C-当不转换为其类型的指针时，数组名称是什么？

Question

So for a while I was confused about array names and pointers.

We declare int a[10]; And somewhere down the road also have a and &a .

So I get how the syntax works. a is the array name. When it is not used as an operand for sizeof & , etc., it will be converted or "decayed" so it returns a pointer to integer holding the address of the first element of the array.

If the array name is used as an operand for sizeof or & , its type is int (*)[10] . So I guess the type is different because that "decay" does not happen.

But I still do not understand how &a works. My understanding is that it is giving me the address of whatever it was before the "decay" happened .. So before the "decay" to pointer happened, then what is it and how does the compiler work with the "original" to evaluate &a ?

In comparison, if we declare int *p; and later have &p and p somewhere in the code...

In this case the pointer to integer p is given a separate pointer cell with its address and the value at that address will be whatever address we assign to it (or the garbage value at that address pre-assignment).

a does not get assigned a separate pointer cell in memory when it is declared int a[10] . I heard it is identified with an offset on the register %ebp . Then what is happening with the compiler when it evaluates &a ? The "decay" to a pointer to integer is not happening, there was no separate "pointer" in the first place. Then what does the compiler identify a as and what does it do when it sees that unary & operator is using the array name as an operand?

Answer 1

Given:

int a[10];

the object a is of type int[10] . The expression a , in most but not all contexts, "decays" to a pointer expression; the expression yields a value of type int* , equivalent to &a[0] .

But I still do not understand how &a works.

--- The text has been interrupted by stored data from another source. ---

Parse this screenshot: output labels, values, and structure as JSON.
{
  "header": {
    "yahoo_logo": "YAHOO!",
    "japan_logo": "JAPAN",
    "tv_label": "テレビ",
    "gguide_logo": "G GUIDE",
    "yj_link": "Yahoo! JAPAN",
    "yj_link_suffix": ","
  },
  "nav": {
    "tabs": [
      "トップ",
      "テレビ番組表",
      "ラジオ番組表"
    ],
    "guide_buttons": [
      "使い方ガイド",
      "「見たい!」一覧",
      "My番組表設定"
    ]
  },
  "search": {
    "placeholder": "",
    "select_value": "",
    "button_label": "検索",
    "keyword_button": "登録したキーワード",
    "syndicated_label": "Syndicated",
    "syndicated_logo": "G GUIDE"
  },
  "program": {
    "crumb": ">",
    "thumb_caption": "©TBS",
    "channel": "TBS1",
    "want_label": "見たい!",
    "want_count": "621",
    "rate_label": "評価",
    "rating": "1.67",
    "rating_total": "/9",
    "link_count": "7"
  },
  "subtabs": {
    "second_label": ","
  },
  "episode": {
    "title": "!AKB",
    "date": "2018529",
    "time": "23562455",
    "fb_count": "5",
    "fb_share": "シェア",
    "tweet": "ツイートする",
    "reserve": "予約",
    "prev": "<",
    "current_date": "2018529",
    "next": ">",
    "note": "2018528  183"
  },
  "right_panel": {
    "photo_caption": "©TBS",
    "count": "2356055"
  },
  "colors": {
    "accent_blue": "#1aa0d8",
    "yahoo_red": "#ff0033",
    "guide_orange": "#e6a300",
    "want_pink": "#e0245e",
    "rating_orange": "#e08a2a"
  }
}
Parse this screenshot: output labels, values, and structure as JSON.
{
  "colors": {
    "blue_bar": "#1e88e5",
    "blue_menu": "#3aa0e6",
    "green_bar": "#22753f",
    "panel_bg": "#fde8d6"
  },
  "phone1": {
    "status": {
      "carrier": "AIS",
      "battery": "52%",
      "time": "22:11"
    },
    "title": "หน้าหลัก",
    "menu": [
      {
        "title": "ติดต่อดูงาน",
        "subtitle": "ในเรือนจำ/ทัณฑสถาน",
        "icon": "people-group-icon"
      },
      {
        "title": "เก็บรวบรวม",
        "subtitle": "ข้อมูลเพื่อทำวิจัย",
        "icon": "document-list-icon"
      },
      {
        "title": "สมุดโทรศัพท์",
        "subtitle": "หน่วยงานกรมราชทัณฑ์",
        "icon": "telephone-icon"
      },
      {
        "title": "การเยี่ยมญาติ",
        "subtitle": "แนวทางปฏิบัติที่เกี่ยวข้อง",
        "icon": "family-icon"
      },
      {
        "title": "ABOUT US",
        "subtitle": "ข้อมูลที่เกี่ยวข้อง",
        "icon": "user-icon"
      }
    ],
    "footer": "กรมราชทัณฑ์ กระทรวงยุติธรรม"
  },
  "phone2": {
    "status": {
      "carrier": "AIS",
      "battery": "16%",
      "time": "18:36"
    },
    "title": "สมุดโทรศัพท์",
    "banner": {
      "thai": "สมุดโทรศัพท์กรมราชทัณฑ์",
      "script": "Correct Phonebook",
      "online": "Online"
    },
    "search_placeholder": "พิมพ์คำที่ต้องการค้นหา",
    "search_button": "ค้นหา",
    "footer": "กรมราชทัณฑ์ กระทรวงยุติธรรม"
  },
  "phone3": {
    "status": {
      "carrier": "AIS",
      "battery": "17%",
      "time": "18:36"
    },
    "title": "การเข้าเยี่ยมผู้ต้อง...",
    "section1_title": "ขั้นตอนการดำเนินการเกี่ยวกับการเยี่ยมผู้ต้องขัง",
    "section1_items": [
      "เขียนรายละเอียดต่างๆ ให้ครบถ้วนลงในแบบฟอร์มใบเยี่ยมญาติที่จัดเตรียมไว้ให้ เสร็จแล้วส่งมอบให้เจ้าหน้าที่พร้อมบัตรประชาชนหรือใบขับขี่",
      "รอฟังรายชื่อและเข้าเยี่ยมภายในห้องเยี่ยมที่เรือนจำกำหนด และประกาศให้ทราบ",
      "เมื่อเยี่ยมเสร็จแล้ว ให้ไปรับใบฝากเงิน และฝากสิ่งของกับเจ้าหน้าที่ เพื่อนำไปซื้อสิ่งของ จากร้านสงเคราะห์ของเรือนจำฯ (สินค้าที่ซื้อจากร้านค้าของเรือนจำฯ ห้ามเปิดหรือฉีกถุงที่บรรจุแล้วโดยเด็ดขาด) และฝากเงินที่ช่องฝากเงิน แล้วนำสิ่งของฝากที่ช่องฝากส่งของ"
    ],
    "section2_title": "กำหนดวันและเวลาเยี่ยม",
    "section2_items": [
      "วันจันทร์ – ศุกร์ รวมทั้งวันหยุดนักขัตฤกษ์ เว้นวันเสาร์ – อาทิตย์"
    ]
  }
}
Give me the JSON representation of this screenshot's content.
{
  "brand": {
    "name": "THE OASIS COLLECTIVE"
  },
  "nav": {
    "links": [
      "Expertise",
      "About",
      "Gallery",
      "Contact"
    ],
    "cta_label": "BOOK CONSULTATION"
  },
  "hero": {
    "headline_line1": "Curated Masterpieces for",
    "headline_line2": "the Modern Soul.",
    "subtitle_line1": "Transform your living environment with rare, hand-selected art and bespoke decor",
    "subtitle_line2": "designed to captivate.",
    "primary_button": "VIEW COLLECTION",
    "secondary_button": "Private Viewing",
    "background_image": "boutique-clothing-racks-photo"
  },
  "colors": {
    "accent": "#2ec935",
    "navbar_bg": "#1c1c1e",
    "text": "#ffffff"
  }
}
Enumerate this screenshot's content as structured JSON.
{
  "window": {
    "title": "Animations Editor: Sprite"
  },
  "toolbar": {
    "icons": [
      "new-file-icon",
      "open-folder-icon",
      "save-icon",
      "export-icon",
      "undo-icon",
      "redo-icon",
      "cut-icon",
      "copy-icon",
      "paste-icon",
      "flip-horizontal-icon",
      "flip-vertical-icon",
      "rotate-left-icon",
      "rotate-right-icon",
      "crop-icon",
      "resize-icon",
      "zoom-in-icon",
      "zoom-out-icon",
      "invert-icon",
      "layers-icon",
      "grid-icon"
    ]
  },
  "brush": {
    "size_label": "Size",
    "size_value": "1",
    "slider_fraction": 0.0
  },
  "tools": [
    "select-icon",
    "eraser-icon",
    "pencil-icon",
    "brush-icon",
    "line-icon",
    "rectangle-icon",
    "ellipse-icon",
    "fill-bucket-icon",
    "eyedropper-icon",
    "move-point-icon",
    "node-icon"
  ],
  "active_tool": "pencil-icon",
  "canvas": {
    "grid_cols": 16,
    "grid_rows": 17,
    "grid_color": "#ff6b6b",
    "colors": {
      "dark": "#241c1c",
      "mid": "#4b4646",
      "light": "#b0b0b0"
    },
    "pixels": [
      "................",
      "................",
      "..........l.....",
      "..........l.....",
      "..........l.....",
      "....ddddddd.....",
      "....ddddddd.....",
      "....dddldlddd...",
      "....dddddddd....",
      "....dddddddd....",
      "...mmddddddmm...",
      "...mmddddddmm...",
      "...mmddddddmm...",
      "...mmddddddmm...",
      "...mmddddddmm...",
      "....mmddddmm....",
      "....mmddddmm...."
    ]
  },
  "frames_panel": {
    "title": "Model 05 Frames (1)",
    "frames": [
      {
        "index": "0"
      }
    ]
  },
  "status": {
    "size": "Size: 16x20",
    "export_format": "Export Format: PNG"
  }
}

My understanding is that it is giving me the address of whatever it was before the "decay" happened .. So before the "decay" to pointer happened, then what is it and how does the compiler work with the "original" to evaluate &a ?

That's not quite correct. In &a , the decay doesn't happen at all. a is of type "array of 10 int " ( int[10] ), so &a is of type "pointer to array of 10 int " ( int(*)[10] ).

There's nothing special about this. For any name foo of type some_type , the expression &foo is of type "pointer to some_type ". (What's confusing about it is that this is one of the rare cases where an array name doesn't behave strangely.)

It's best to think of the words "array" and "pointer" as adjectives rather than nouns. Thus we can have an array object, an array expression, an array type, and so forth -- but just "an array" is ambiguous.

This:

int a[10];

defines an array object named a (and allocates 4 * sizeof (int) bytes to hold it). No pointer object is created. You can create a pointer value by taking the address of the object, or of any element of it. This is no different than objects of any other type. Defining an object of type some_type doesn't create an object of type some_type* , but you can create a value of type some_type* by computing the address of the object.

Answer 2

Then what does the compiler identify a as and what does it do when it sees that unary & operator is using the array name as an operand?

The compiler identifies a as a 10-element integer array, and when it sees the & operator, it returns the address of that array.

Just like it would see int i = 3; as an integer, and &i as the address of that integer.

Answer 3

Concerning taking the address of an array: an array is an object in and of itself, so it has both a size and an address (though taking its address is seldom useful).

The conversion of an array to a pointer to its first element is a form of type coercion. It only happens if the alternative would be a compile error.

For instance, you can't compare an array to a pointer, so the array (implicitly) is coerced (cast) to an int* (to its first element) and then the pointer types are compared. In C you can compare any pointer types. C just doesn't care (though it will likely emit a warning).

This is actually comparing int* to int(*)[10] as far as types are concerned, as you said. These will necessary have the same address (regardless of typing) because arrays hold their data directly. So the address of an array will always be the address of its first element.

However, it's not an error to get the size of an array, so sizeof(a) gets the size of the entire array, as no coercion is needed to make this legal. So this is the same as sizeof(int[10]) .

Your other case sizeof(&a) is really sizeof(int(*)[10]) as you said.